Where’s the Brachah?

When a university student brought up in a secular family has an opportunity to spend some time in a yeshivah like Ohr Somayach he often asks questions. He wants to know, among other things, how it can be determined that the Torah was truly given by the Al-mighty and not by a man?

One of the numerous responses is the mitzvah of Shemittah. No human being would have the nerve to instruct an entire country to close up agricultural production for a year. The people would starve. Only a Ribbono shel Olam can say, “Keep Shemittah and don’t worry. Ve’tzivisi es birchosi — I, the One who is in control, will send My blessing and in the sixth year you will have enough food to last for you and your families and your animals for three years.”
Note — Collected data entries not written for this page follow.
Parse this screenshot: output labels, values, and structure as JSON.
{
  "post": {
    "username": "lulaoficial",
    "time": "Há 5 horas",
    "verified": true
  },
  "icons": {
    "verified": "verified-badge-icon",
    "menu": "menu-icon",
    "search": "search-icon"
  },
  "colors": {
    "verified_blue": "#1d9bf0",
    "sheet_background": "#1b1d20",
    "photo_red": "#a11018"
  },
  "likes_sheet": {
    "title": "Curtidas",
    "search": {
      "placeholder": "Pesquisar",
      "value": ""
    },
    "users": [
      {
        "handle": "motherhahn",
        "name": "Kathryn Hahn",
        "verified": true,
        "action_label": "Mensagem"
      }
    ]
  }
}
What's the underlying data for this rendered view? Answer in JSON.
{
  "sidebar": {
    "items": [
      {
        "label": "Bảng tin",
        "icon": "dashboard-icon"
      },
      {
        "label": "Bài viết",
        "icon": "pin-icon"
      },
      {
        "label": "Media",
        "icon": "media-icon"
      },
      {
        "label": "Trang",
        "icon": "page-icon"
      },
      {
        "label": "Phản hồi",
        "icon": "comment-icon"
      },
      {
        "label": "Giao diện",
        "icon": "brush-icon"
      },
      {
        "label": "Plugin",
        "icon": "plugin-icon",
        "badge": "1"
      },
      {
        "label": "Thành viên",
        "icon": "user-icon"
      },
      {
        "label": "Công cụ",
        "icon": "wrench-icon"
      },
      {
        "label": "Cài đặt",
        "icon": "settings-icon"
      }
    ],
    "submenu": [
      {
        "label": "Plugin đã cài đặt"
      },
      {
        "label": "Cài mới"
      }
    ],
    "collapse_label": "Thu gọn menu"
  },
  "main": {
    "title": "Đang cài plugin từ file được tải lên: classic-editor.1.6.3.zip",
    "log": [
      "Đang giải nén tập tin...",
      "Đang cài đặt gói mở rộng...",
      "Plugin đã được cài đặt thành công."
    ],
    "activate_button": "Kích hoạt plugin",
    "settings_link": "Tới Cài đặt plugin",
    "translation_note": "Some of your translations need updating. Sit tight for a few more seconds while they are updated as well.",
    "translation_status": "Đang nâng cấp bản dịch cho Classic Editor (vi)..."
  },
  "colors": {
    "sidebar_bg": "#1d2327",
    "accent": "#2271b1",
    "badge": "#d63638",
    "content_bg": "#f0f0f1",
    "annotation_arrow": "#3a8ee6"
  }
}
If that is the case, then why are there so many advertisements asking us to support the farmers?

Why did the Gedolei Yisrael, starting with Harav Yehoshua Leib Diskin, the Ridvaz, the Chazon Ish and continuing on to the Gedolim of our time endorse so strongly the campaign to raise money for the farmers? Hakadosh Baruch Hu promised that he would take care of them. Don’t we trust Him to keep His word?

This question has been responded to in many ways. The Meiras Ainoyim (the Sma) on Choshen Mishpat (67:2) explains that the brachah promised by Hakadosh Baruch Hu is only granted when all the Jews are living in Eretz Yisrael and Shemittah is min haTorah. At this time, since many Rishonim believe that Shemittah is mid’Rabbanan, the special brachah of “Ve’tzivisi” does not apply.

Harav Binyomin Mendelson, zt”l, denotes from the words of the Sma that he doesn’t mean that we don’t have a brachah. He just means that the tripling of produce in the sixth year doesn’t necessarily happen. As many farmers expressed to me, “Everyone feels the brachah. Some feel it in their bank accounts and others feel it with their health or their children. We have the brachah but it still is difficult to pay for your expenses when you have no income.”

The Chazon Ish (Shviis 18:4) disagrees with the Sma. He feels that the brachah of Ve’tzivisi applies even b’zman hazeh. He explains that the brachah of Ve’tzivisi itself is a general brachah for the country. It promises that we will have the abundance necessary to be able to exist. If we leave it to nature, a country not producing will starve. Hashem guarantees us that He will find ways to ensure our continued economic existence. How each farmer fares, though, is determined by his individual situation.

Our experience shows us that on the one hand there is a farmer by the name of Boruch Horan of Rosh Pina who reports that despite the fact that it didn’t rain much during the rainy season this year, his crops grew double in size. He harvested the crop just in time, just before the heavy rain that fell after Pesach which would have destroyed the crop had he left it in the field. Because of the weather conditions there was a scarcity of grain and the price was higher than usual. He ended up receiving triple what he got last year.

On the other hand, there are many farmers entering Shemittah with great trepidation because this year did not provide them with bountiful harvests. Eretz Yisrael on the whole, though, will be able to support itself. That is the brachah.

There is a third possibility that I’d like to suggest. Actually it could fit in to both the Sma’s and the Chazon Ish’s explanation.

The Gemara reports on a conversation between Turnusrufus and Rabi Akiva (Baba Basra 10a). Turnusrufus asks Rabbi Akiva, “If your G-d loves poor people, why doesn’t He support them?” Rabbi Akiva answered, “To give us the opportunity to help poor people to use as a zechus so that we may live.”

I wonder whether Hakadosh Baruch Hu sent the brachah to us so that we can support the farmers in order to give us the zechus to be mekayem this very precious mitzvah of Shemittah?